Examples of Medicaid Fraud are the following:
- Billing for Services Not Performed: A provider tries to bill Medicaid for a treatment, or procedure, or service, which was not actually performed – such as mental health services that were never given, billing for blood tests when no samples were drawn, billing for a physical therapy session when one was not done; billing for home health care hours when they were not provided, etc.
- Double Billing: A provider attempts to bill Medicaid and either a private insurance company or the patient for the same treatment. Or two providers try to get paid for services rendered to the same patient for the same procedure on the same date.
- Substitution of Generic Drugs: A pharmacy might try to bill an insurance carrier or the patient for the cost of a name brand prescription when in fact a generic substitute was supplied at a substantially lower cost.
- Unnecessary Services: A provider might misrepresent the diagnosis and symptoms on a patient’s records and billing invoices to obtain payment for unnecessary lab tests.
- Kickbacks: A provider may conspire with another provider to give a kickback, either money, gifts, or products, when they receive a referral from the other provider or use the other providers products or services. For example, if a laboratory company that does blood testing offers to pay a doctor $20 for every patient that doctor sends to that laboratory, then both the laboratory company and the doctor have engaged in an illegal kickback scheme. Paying the doctor for referral of business encourages unnecessary testing and therefore unnecessary billing.
- Cost Reports: A provider may include inappropriate expenses in claims made to Medicaid. These expenses often include the costs of items for personal consumption and use. For example, nursing home providers submit annual reports to the Medicaid program explaining how much it costs to take care of a nursing home resident. Only those costs that are related for resident care are allowable. Some providers fraudulently include personal costs, such as the remodeling of their own home, in the nursing home cost report and falsely describe it as work done at the nursing facility. The provider then submits a bill for an inflated rate for resident care based upon this false information.
- Upcoding: When a provider exaggerates the level of service performed then that is referred to as upcoding. For instance, if a patient sees a doctor for ten minutes on a simple matter such as a cold and the doctor then submits a bill for an hour-long complex visit, that doctor has upcoded. It is improper for a doctor to falsely “upcode” the level of service from a short, simple visit to one of greater length designed for analyzing a much more complicated medical matter, when that is not what happened.
- Unbundling: This occurs when a provider breaks one medical event into its component parts. For example, bills are submitted individually to medicaid or medicare when they are required to be billed together at a reduced cost.
- Identity Theft/Use of Provider Numbers: Identity theft occurs when criminals steal information from providers and patients and use it to bill the Medicaid program for health care services or goods that were not provided. Some beneficiaries may sell their Medicaid number to others who submit bills for health goods and services that were not provided.

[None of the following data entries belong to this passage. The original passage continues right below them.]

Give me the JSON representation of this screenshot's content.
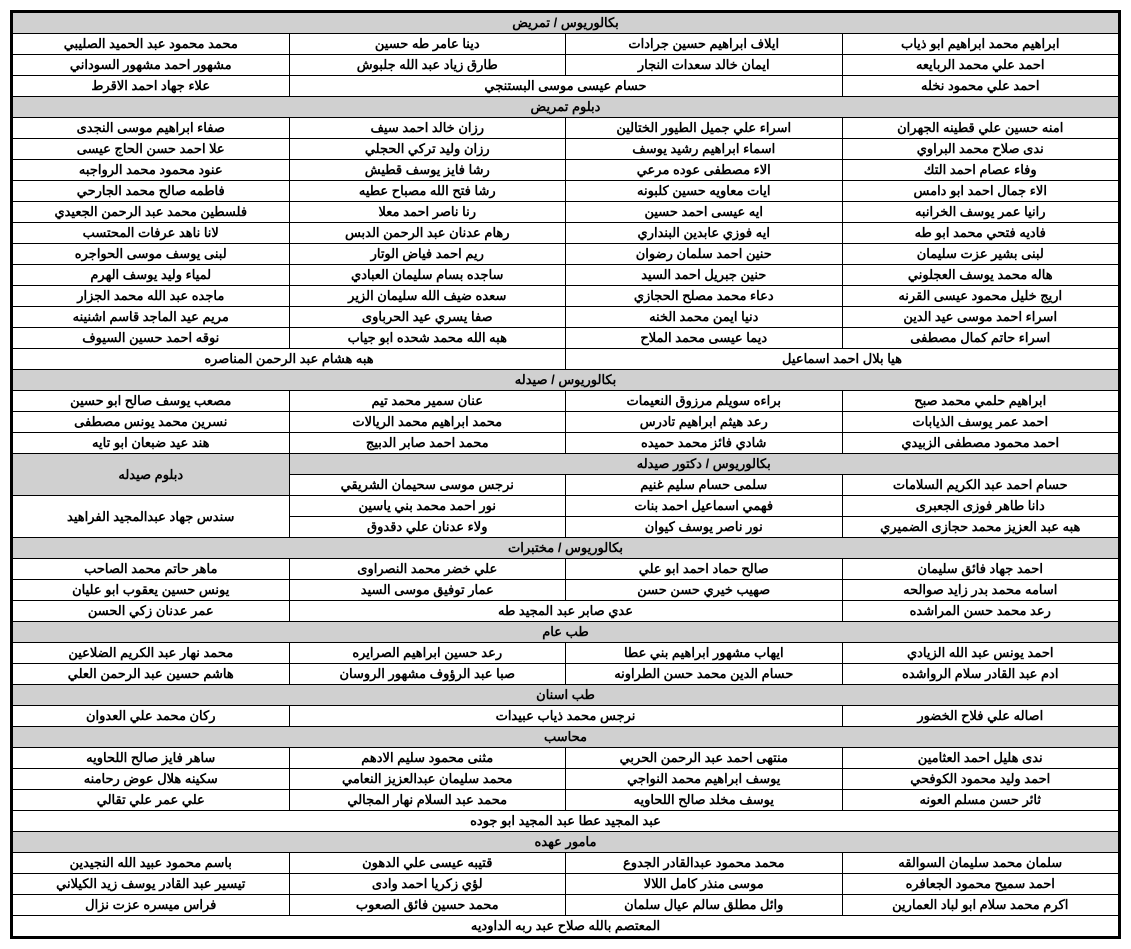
{
  "styles": {
    "header_bg": "#d0d0d0",
    "border_color": "#000000",
    "text_color": "#000000",
    "font_size": 13,
    "font_weight": "bold"
  },
  "sections": [
    {
      "title": "بكالوريوس / تمريض",
      "rows": [
        [
          "ابراهيم محمد ابراهيم ابو ذياب",
          "ايلاف ابراهيم حسين جرادات",
          "دينا عامر طه حسين",
          "محمد محمود عبد الحميد الصليبي"
        ],
        [
          "احمد علي محمد الربايعه",
          "ايمان خالد سعدات النجار",
          "طارق زياد عبد الله جلبوش",
          "مشهور احمد مشهور السوداني"
        ],
        [
          {
            "text": "احمد علي محمود نخله",
            "span": 1
          },
          {
            "text": "حسام عيسى موسى البستنجي",
            "span": 2
          },
          {
            "text": "علاء جهاد احمد الاقرط",
            "span": 1
          }
        ]
      ]
    },
    {
      "title": "دبلوم تمريض",
      "rows": [
        [
          "امنه حسين علي قطينه الجهران",
          "اسراء علي جميل الطيور الختالين",
          "رزان خالد احمد سيف",
          "صفاء ابراهيم موسى النجدى"
        ],
        [
          "ندى صلاح محمد البراوي",
          "اسماء ابراهيم رشيد يوسف",
          "رزان وليد تركي الحجلي",
          "علا احمد حسن الحاج عيسى"
        ],
        [
          "وفاء عصام احمد التك",
          "الاء مصطفى عوده مرعي",
          "رشا فايز يوسف قطيش",
          "عنود محمود محمد الرواجبه"
        ],
        [
          "الاء جمال احمد ابو دامس",
          "ايات معاويه حسين كلبونه",
          "رشا فتح الله مصباح عطيه",
          "فاطمه صالح محمد الجارحي"
        ],
        [
          "رانيا عمر يوسف الخرانبه",
          "ايه عيسى احمد حسين",
          "رنا ناصر احمد معلا",
          "فلسطين محمد عبد الرحمن الجعيدي"
        ],
        [
          "فاديه فتحي محمد ابو طه",
          "ايه فوزي عابدين البنداري",
          "رهام عدنان عبد الرحمن الدبس",
          "لانا ناهد عرفات المحتسب"
        ],
        [
          "لبنى بشير عزت سليمان",
          "حنين احمد سلمان رضوان",
          "ريم احمد فياض الوتار",
          "لبنى يوسف موسى الحواجره"
        ],
        [
          "هاله محمد يوسف العجلوني",
          "حنين جبريل احمد السيد",
          "ساجده بسام سليمان العبادي",
          "لمياء وليد يوسف الهرم"
        ],
        [
          "اريج خليل محمود عيسى القرنه",
          "دعاء محمد مصلح الحجازي",
          "سعده ضيف الله سليمان الزير",
          "ماجده عبد الله محمد الجزار"
        ],
        [
          "اسراء احمد موسى عيد الدين",
          "دنيا ايمن محمد الخنه",
          "صفا يسري عيد الحرباوى",
          "مريم عيد الماجد قاسم اشنينه"
        ],
        [
          "اسراء حاتم كمال مصطفى",
          "ديما عيسى محمد الملاح",
          "هبه الله محمد شحده ابو جياب",
          "نوقه احمد حسين السيوف"
        ],
        [
          {
            "text": "هيا بلال احمد اسماعيل",
            "span": 2
          },
          {
            "text": "هبه هشام عبد الرحمن المناصره",
            "span": 2
          }
        ]
      ]
    },
    {
      "title": "بكالوريوس / صيدله",
      "rows": [
        [
          "ابراهيم حلمي محمد صبح",
          "براءه سويلم مرزوق النعيمات",
          "عنان سمير محمد تيم",
          "مصعب يوسف صالح ابو حسين"
        ],
        [
          "احمد عمر يوسف الذيابات",
          "رعد هيثم ابراهيم تادرس",
          "محمد ابراهيم محمد الريالات",
          "نسرين محمد يونس مصطفى"
        ],
        [
          "احمد محمود مصطفى الزبيدي",
          "شادي فائز محمد حميده",
          "محمد احمد صابر الدبيج",
          "هند عيد ضبعان ابو تايه"
        ]
      ]
    },
    {
      "title_row": [
        {
          "text": "بكالوريوس / دكتور صيدله",
          "span": 3,
          "header": true
        },
        {
          "text": "دبلوم صيدله",
          "span": 1,
          "header": true,
          "rowspan": 2
        }
      ],
      "rows": [
        [
          {
            "text": "حسام احمد عبد الكريم السلامات",
            "span": 1
          },
          {
            "text": "سلمى حسام سليم غنيم",
            "span": 1
          },
          {
            "text": "نرجس موسى سحيمان الشريقي",
            "span": 1
          }
        ],
        [
          "دانا طاهر فوزى الجعبرى",
          "فهمي اسماعيل احمد بنات",
          "نور احمد محمد بني ياسين",
          {
            "text": "سندس جهاد عبدالمجيد الفراهيد",
            "rowspan": 2
          }
        ],
        [
          "هبه عبد العزيز محمد حجازى الضميري",
          "نور ناصر يوسف كيوان",
          "ولاء عدنان علي دقدوق"
        ]
      ]
    },
    {
      "title": "بكالوريوس / مختبرات",
      "rows": [
        [
          "احمد جهاد فائق سليمان",
          "صالح حماد احمد ابو علي",
          "علي خضر محمد النصراوى",
          "ماهر حاتم محمد الصاحب"
        ],
        [
          "اسامه محمد بدر زايد صوالحه",
          "صهيب خيري حسن حسن",
          "عمار توفيق موسى السيد",
          "يونس حسين يعقوب ابو عليان"
        ],
        [
          {
            "text": "رعد محمد حسن المراشده",
            "span": 1
          },
          {
            "text": "عدي صابر عبد المجيد طه",
            "span": 2
          },
          {
            "text": "عمر عدنان زكي الحسن",
            "span": 1
          }
        ]
      ]
    },
    {
      "title": "طب عام",
      "rows": [
        [
          "احمد يونس عبد الله الزيادي",
          "ايهاب مشهور ابراهيم بني عطا",
          "رعد حسين ابراهيم الصرايره",
          "محمد نهار عبد الكريم الضلاعين"
        ],
        [
          "ادم عبد القادر سلام الرواشده",
          "حسام الدين محمد حسن الطراونه",
          "صبا عبد الرؤوف مشهور الروسان",
          "هاشم حسين عبد الرحمن العلي"
        ]
      ]
    },
    {
      "title": "طب اسنان",
      "rows": [
        [
          {
            "text": "اصاله علي فلاح الخضور",
            "span": 1
          },
          {
            "text": "نرجس محمد ذياب عبيدات",
            "span": 2
          },
          {
            "text": "ركان محمد علي العدوان",
            "span": 1
          }
        ]
      ]
    },
    {
      "title": "محاسب",
      "rows": [
        [
          "ندى هليل احمد العثامين",
          "منتهى احمد عبد الرحمن الحربي",
          "مثنى محمود سليم الادهم",
          "ساهر فايز صالح اللحاويه"
        ],
        [
          "احمد وليد محمود الكوفحي",
          "يوسف ابراهيم محمد النواجي",
          "محمد سليمان عبدالعزيز النعامي",
          "سكينه هلال عوض رحامنه"
        ],
        [
          "ثائر حسن مسلم العونه",
          "يوسف مخلد صالح اللحاويه",
          "محمد عبد السلام نهار المجالي",
          "علي عمر علي تقالي"
        ],
        [
          {
            "text": "عبد المجيد عطا عبد المجيد ابو جوده",
            "span": 4
          }
        ]
      ]
    },
    {
      "title": "مامور  عهده",
      "rows": [
        [
          "سلمان محمد سليمان السوالقه",
          "محمد محمود عبدالقادر الجدوع",
          "قتيبه عيسى علي الدهون",
          "باسم محمود عبيد الله النجيدين"
        ],
        [
          "احمد سميح محمود الجعافره",
          "موسى منذر كامل اللالا",
          "لؤي زكريا احمد وادى",
          "تيسير عبد القادر يوسف زيد الكيلاني"
        ],
        [
          "اكرم محمد سلام ابو لباد العمارين",
          "وائل مطلق سالم عيال سلمان",
          "محمد حسين فائق الصعوب",
          "فراس ميسره عزت نزال"
        ],
        [
          {
            "text": "المعتصم بالله صلاح عبد ربه الداوديه",
            "span": 4
          }
        ]
      ]
    }
  ]
}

Additional Important Information:
- The Texas Medicaid Fraud Prevention Act (TMFPA), chapter 36 of the Texas Human Resources Code, permits private citizens to file lawsuits on behalf of the state against those who violate the TMFPA.
- These private citizens who identify and pursue fraudulent activity committed against the Medicaid program may receive a portion of the recovery.
- Recovery for Medicaid fraud violations include a fine of between $5,000 and $15,000 per violation against a senior citizen, disabled person or minor; and a fine of $5,000 to $10,000 for other groups of people.